Ketiga, proses pembelian Helikopter AW 101
sudah sesuai dengan prosedur administrasi, mulai dari perencanaan, penganggaran,
usulan pembelian dan pengadaan, serta telah mendapatkan persetujuan dari
Menteri Pertahanan tanggal 7 November 2016 (berdasarkan surat no 535/M/XI/2016
kepada Bappenas). Serta telah mendapatkan persetujuan dari Panglima TNI tanggal
19 September 2016 (berdasarkan surat no 1589-18/07/25). Pembelian Helikopter AW
101 oleh TNI AU dapat dikategorikan sebagai bentuk diversifikasi produk
industri pertahanan, sehingga kelak tidak terjadi ketergantungan operasional
hanya pada satu produk saja. Selama ini TNI AU menggunakan Heli EC275 Cougar
(Super Puma) produksi dari Airbus yang dirakit oleh PT DI, untuk memenuhi
kebutuhan angkut dan angkut berat.
KESIMPULAN
Pertama, terkait dengan adanya pernyataan dari
Panglima TNI soal insubordinasi (Ketidaktaatan, Ketidakpatuhan) TNI AU terhadap
Presiden RI sebagai Panglima Tertinggi dan Panglima TNI, dalam proses pembelian
Helikopter AW 101, maka hal tersebut sepenuhnya adalah tidak benar. Tatkala
Presiden membatalkan untuk melakukan pengadaan heli AW 101 guna kebutuhan VVIP,
maka seketika itu pula TNI AU merespon dengan membatalkan pengadaan heli AW 101
untuk kebutuhan VIP/VVIP, dan mengubah pengadaan menjadi heli angkut sesuai serta
sebagaimana tercantum dalam Renstra II Minimum
Essential Forces (2015-2019). Seluruh prosedur pengubahan ini pun telah
ditempuh dan juga diketahui oleh Menhan dan Panglima TNI. Sehingga tidaklah
mungkin apabila Menhan dan Panglima TNI tidak mengetahui rencana pengadaan heli
AW 101, baik untuk kebutuhan VIP/VVIP maupun kebutuhan angkut/combat SAR.

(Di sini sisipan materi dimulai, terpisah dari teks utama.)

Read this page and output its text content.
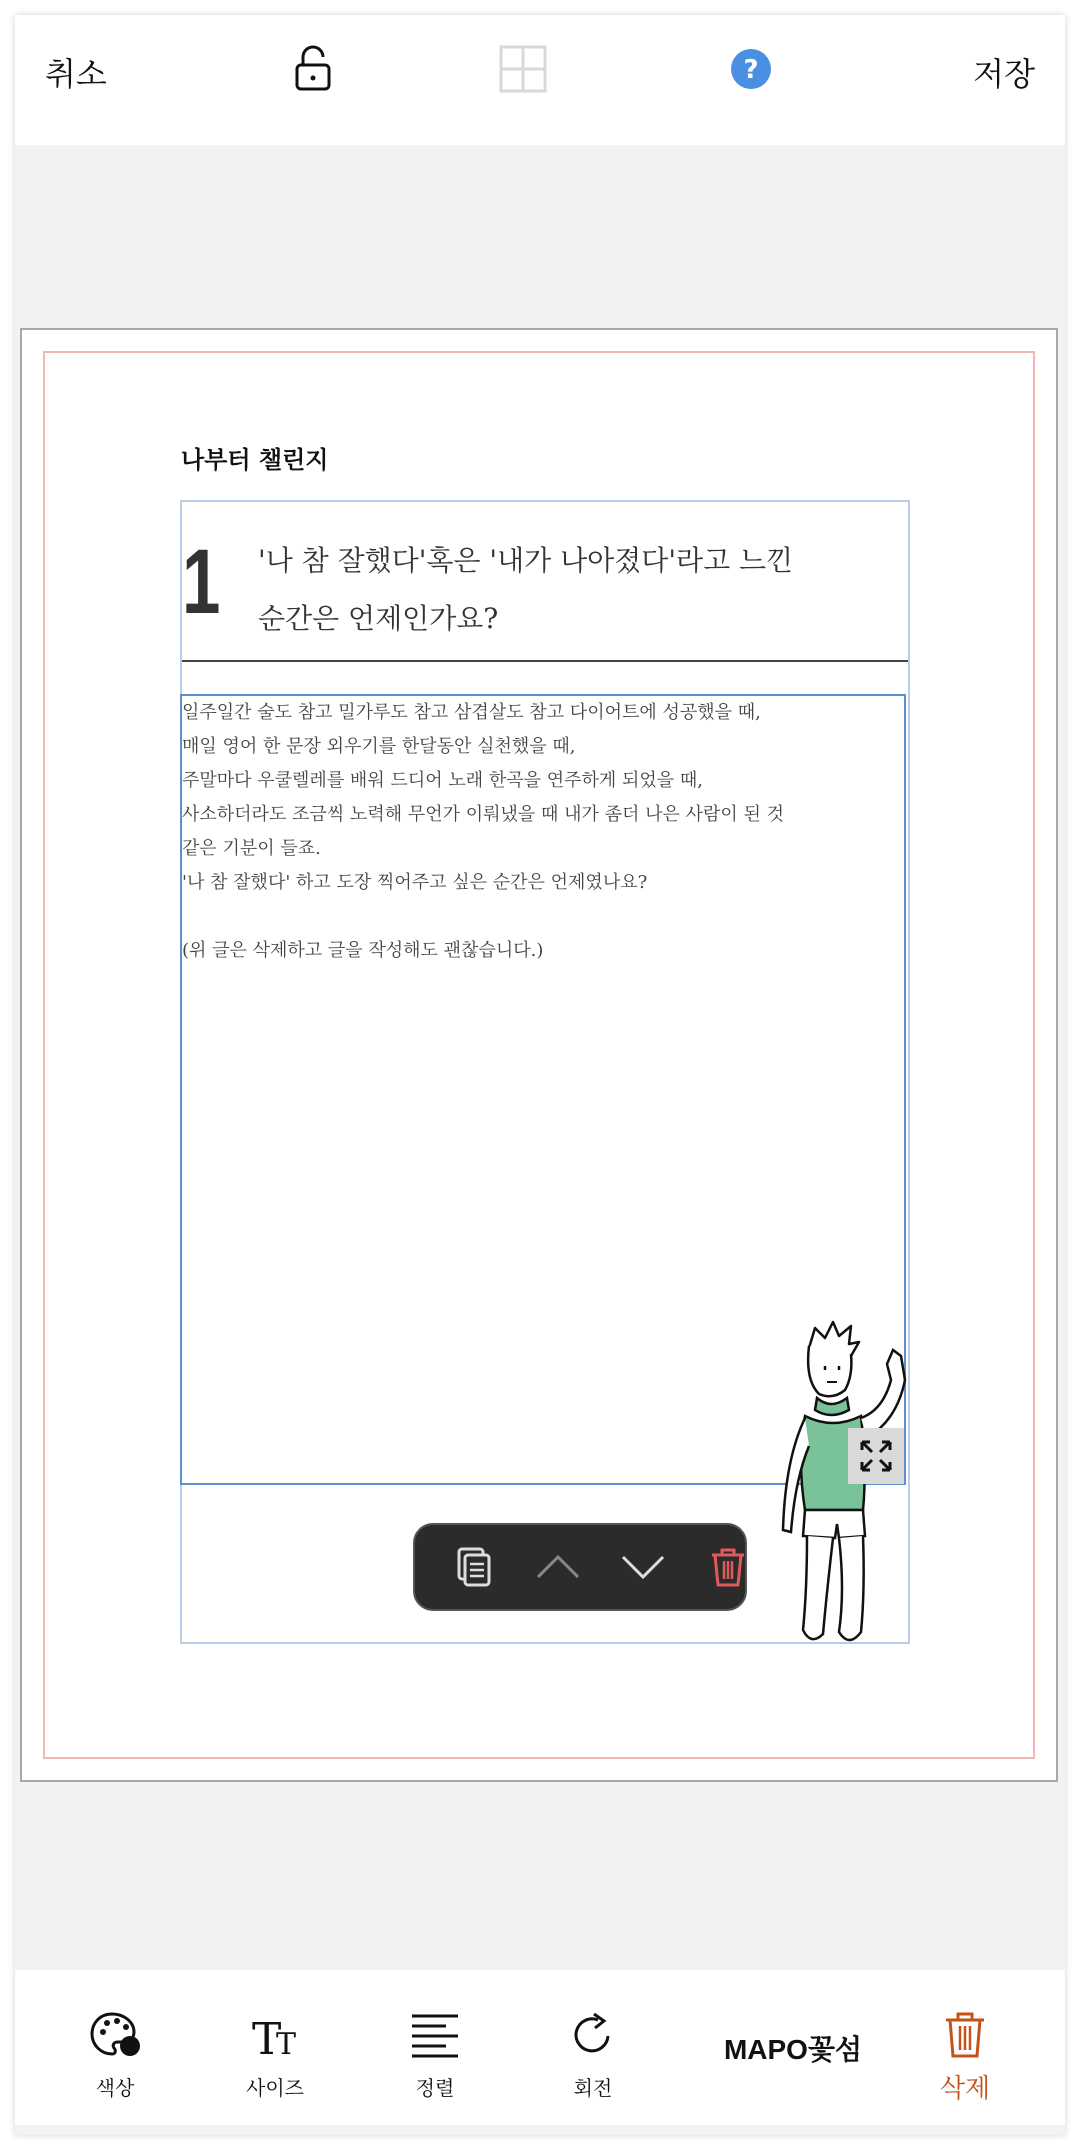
취소	?	저장
나부터 챌린지
1 '나 참 잘했다'혹은 '내가 나아졌다'라고 느낀
순간은 언제인가요?
일주일간 술도 참고 밀가루도 참고 삼겹살도 참고 다이어트에 성공했을 때,
매일 영어 한 문장 외우기를 한달동안 실천했을 때,
주말마다 우쿨렐레를 배워 드디어 노래 한곡을 연주하게 되었을 때,
사소하더라도 조금씩 노력해 무언가 이뤄냈을 때 내가 좀더 나은 사람이 된 것
같은 기분이 들죠.
'나 참 잘했다' 하고 도장 찍어주고 싶은 순간은 언제였나요?

(위 글은 삭제하고 글을 작성해도 괜찮습니다.)
색상
T
T
사이즈	정렬	회전
MAPO꽃섬
삭제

Terlebih pengadaan tersebut telah juga disetujui secara Trilateral antara Kemkeu, Bappenas dan Kemhan, menggunakan anggaran
dari TNI AU (Bukan anggaran dari Kemensetkab).
Penggunaan istilah
“Insubordinasi” dalam kaitannya dengan pengadaan heli AW 101 oleh TNI AU
sangatlah tidak tepat dan tidak berdasar. Insubordinasi dalam hukum pidana
militer merupakan tindak
pidana militer murni (Zuiver militaire
delict) , yakni suatu tindak pidana yang hanya dilakukan oleh seorang
militer, karena sifatnya khusus untuk militer. Tindak pidana Insubordinasi diatur di dalam Pasal 106 ayat 1 Kitab
Undang-undang Hukum Pidana Militer (KUHPM) sebagai berikut: “Militer, yang
sengaja dengan tindakan nyata menyerang seorang atasan, melawannya dengan
kekerasan atau ancaman kekerasan, merampas kemerdekaanya untutk bertindak,
ataupun memaksanya dengan kekerasan dan ancaman kekerasan untuk melaksanakan
atau mengabaikan suatau pekerjaan dinas, diancam karena Insubordinasi dengan
tindakan nyata dengan pidana penjara maksimum sembilan tahun”. Unsur Tindak
Pidana Insubordinasi yang berkaitan dalam Pasal 106 KUHPM adalah:
1) Unsur Ke-1 : Militer
2) Unsur Ke-2 : yang sengaja dengan tindak nyata, menyerang seorang atasan.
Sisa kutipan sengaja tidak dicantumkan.